Sé que hay desgraciado que llevan hasta el sepulcro su incredulidad, y que aun sobre el lecho de muerte dan pruebas de su reprobación. Son unos desgraciados que, sin temblar, se precipitan en las manos de un Juez eterno. Tan endurecidos que, cuando están sufriendo los dolores más agudos, todavía reúnen la poca fuerza que les queda para blasfemar del cielo, insultar al Autor de la naturaleza, y que mueren maldiciendo sus días, que siempre fueron señalados por nuevos crímenes.

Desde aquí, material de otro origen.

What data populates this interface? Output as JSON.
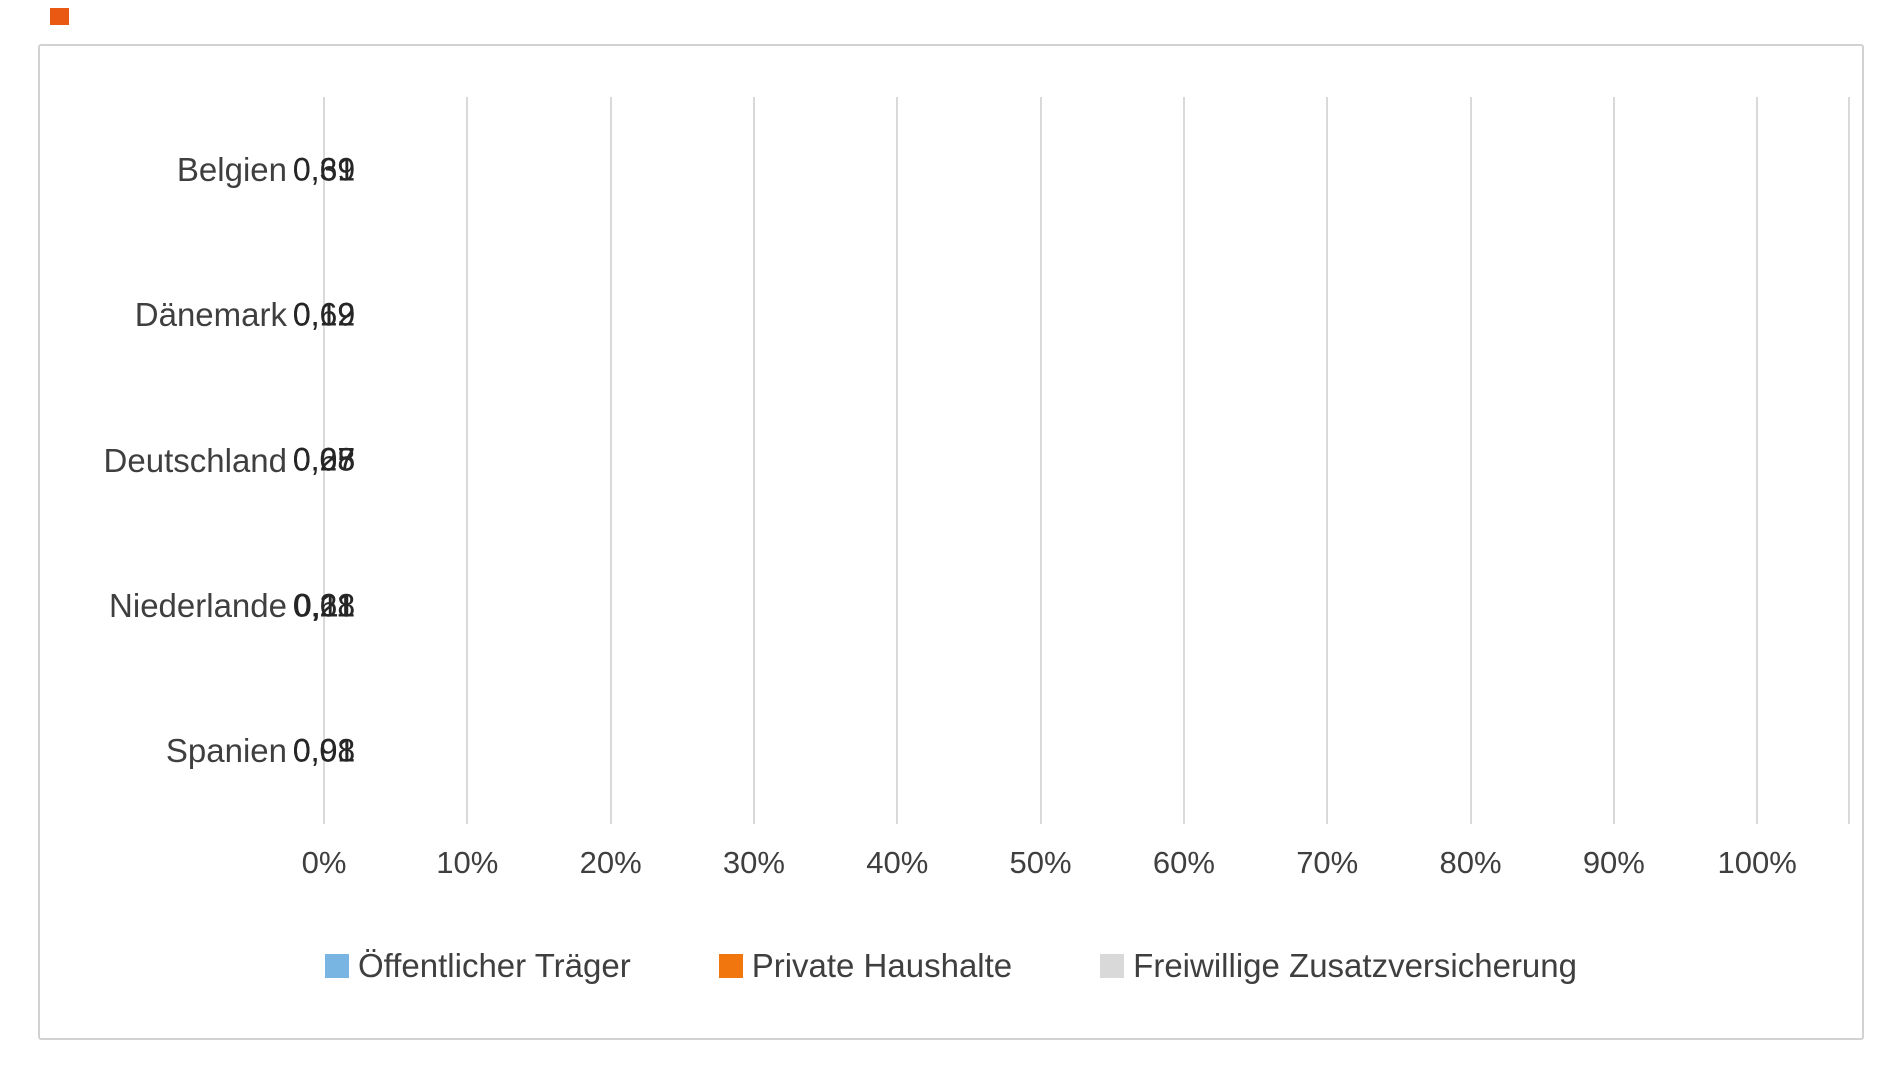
{
  "page": {
    "background": "#FFFFFF",
    "card_border": "#D2D2D2",
    "corner_marker_color": "#E95913"
  },
  "chart_data": {
    "type": "bar",
    "orientation": "horizontal",
    "stacked": true,
    "title": "",
    "categories": [
      "Belgien",
      "Dänemark",
      "Deutschland",
      "Niederlande",
      "Spanien"
    ],
    "series": [
      {
        "name": "Öffentlicher Träger",
        "color": "#79B5E3",
        "values": [
          0.39,
          0.19,
          0.68,
          0.11,
          0.01
        ],
        "labels": [
          "0,39",
          "0,19",
          "0,68",
          "0,11",
          "0,01"
        ]
      },
      {
        "name": "Private Haushalte",
        "color": "#F0760D",
        "values": [
          0.61,
          0.69,
          0.25,
          0.21,
          0.98
        ],
        "labels": [
          "0,61",
          "0,69",
          "0,25",
          "0,21",
          "0,98"
        ]
      },
      {
        "name": "Freiwillige Zusatzversicherung",
        "color": "#D9D9D9",
        "values": [
          0,
          0.12,
          0.07,
          0.68,
          0.01
        ],
        "labels": [
          null,
          "0,12",
          "0,07",
          "0,68",
          "0,01"
        ]
      }
    ],
    "x_ticks": [
      "0%",
      "10%",
      "20%",
      "30%",
      "40%",
      "50%",
      "60%",
      "70%",
      "80%",
      "90%",
      "100%"
    ],
    "xlim_percent": [
      0,
      106.3
    ],
    "axis_span_fraction": 0.9404,
    "grid": true,
    "gridline_color": "#D9D9D9",
    "data_label_color": "#262626",
    "axis_text_color": "#3F3F3F",
    "legend_position": "bottom"
  }
}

Dejemos de lado esos vasos de maldición, objeto de la cólera de Dios y fijémonos en los cristianos que, en sus últimos momentos, aguardan temblando la decisión de su suerte eterna. La turbación que experimentan es un efecto de su creencia y de su firme persuasión de que es cierto el porvenir, funesto el pecado cometido, y que su vida es culpable. Han vivido ocupados en los bienes de la tierra y bajo el yugo de las pasiones. En el tumulto del mundo se hubiera podido sospechar que se había extinguido su fe, y que no conocían más que una vida del todo sensual; pero al morir se renueva su fe y causa turbaciones en la conciencia adecuadas para convertir al pecador. Desgraciadamente, por lo que hace a la mayor parte, no es ésa sino una fe que embarga y oprime, parecida a la de los demonios y de los réprobos, y que no ocasiona sino espanto en vez de enmienda…Lo que parece increíble , es que sabiendo el cristiano, a no dudarlo, que en la hora de la muerte pensará de otro modo, no procura, a pesar de eso, durante su vida pensar como desearía entonces haber pensado.